Example 4 4 parts of cyanoethylated dextran (average degree of polymerization: 1350, cyanoethylation rate: 77%) was added to DMF1 as a coating for the undercoat layer.
An electrophotographic photosensitive member was prepared and evaluated in the same manner as in Example 3 except that the coating material dissolved in 00 parts was used.

 The results will be described later.

Example 5 An electrophotography was performed in the same manner as in Example 3 except that 4 parts of cyanoethylated mannan (average degree of polymerization: 2500, cyanoethylation rate: 92%) was dissolved in 100 parts of acetonitrile as the coating for the undercoat layer. A photoconductor was prepared and evaluated. The results will be described later.
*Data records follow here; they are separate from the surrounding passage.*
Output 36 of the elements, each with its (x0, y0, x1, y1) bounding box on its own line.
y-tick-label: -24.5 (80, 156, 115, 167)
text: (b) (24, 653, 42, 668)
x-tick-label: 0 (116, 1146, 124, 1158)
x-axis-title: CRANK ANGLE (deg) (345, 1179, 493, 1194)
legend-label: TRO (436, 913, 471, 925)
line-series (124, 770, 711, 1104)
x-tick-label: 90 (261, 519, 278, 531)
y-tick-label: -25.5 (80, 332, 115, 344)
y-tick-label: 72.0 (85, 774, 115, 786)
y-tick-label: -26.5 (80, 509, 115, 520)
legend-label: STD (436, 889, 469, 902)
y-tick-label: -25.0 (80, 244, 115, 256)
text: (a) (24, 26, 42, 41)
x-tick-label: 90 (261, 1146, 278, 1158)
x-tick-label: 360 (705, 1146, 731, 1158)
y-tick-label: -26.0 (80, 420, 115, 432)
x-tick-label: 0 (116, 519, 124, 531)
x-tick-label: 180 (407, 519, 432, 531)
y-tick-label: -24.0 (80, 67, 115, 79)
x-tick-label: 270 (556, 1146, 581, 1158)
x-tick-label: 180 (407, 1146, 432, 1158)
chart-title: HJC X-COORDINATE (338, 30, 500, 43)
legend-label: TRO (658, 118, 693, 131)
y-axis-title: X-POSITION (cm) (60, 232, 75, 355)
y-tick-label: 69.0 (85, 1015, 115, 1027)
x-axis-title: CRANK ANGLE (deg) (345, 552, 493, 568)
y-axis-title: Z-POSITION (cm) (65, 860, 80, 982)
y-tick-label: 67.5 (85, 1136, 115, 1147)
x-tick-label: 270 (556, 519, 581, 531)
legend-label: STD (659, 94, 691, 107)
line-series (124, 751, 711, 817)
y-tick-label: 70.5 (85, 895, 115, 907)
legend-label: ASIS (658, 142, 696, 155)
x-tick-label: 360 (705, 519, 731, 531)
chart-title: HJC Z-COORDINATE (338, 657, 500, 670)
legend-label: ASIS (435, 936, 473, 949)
Example 6 As the coating for the undercoat layer, a coating prepared by dissolving 6 parts of cyanoethylated sucrose (cyanoethylation rate 96%) and 2 parts of polyester (trade name: Byron 200, manufactured by Toyobo Co., Ltd.) in 120 parts of MEK was used. An electrophotographic photosensitive member was prepared and evaluated in the same manner as in Example 3. The results will be described later.

[Advantages of the Invention] The electrophotographic photoreceptor of the present invention contains the cyanoethylated product of the polysaccharide in the undercoat layer, so that there is almost no decrease in the barrier function under high temperature and high humidity and almost no increase in resistance under low temperature and low humidity. Excellent reduction in dark area potential under high temperature and high humidity and increase in bright area potential due to continuous use under low temperature and low humidity, which has been a problem with conventional electrophotographic photoreceptors having an undercoat layer. It is a thing.

Claims (1)

[Claims] 1. An electrophotographic photoreceptor having an undercoat layer between a conductive support and a photosensitive layer, wherein the undercoat layer contains a cyanoethylated product of a polysaccharide.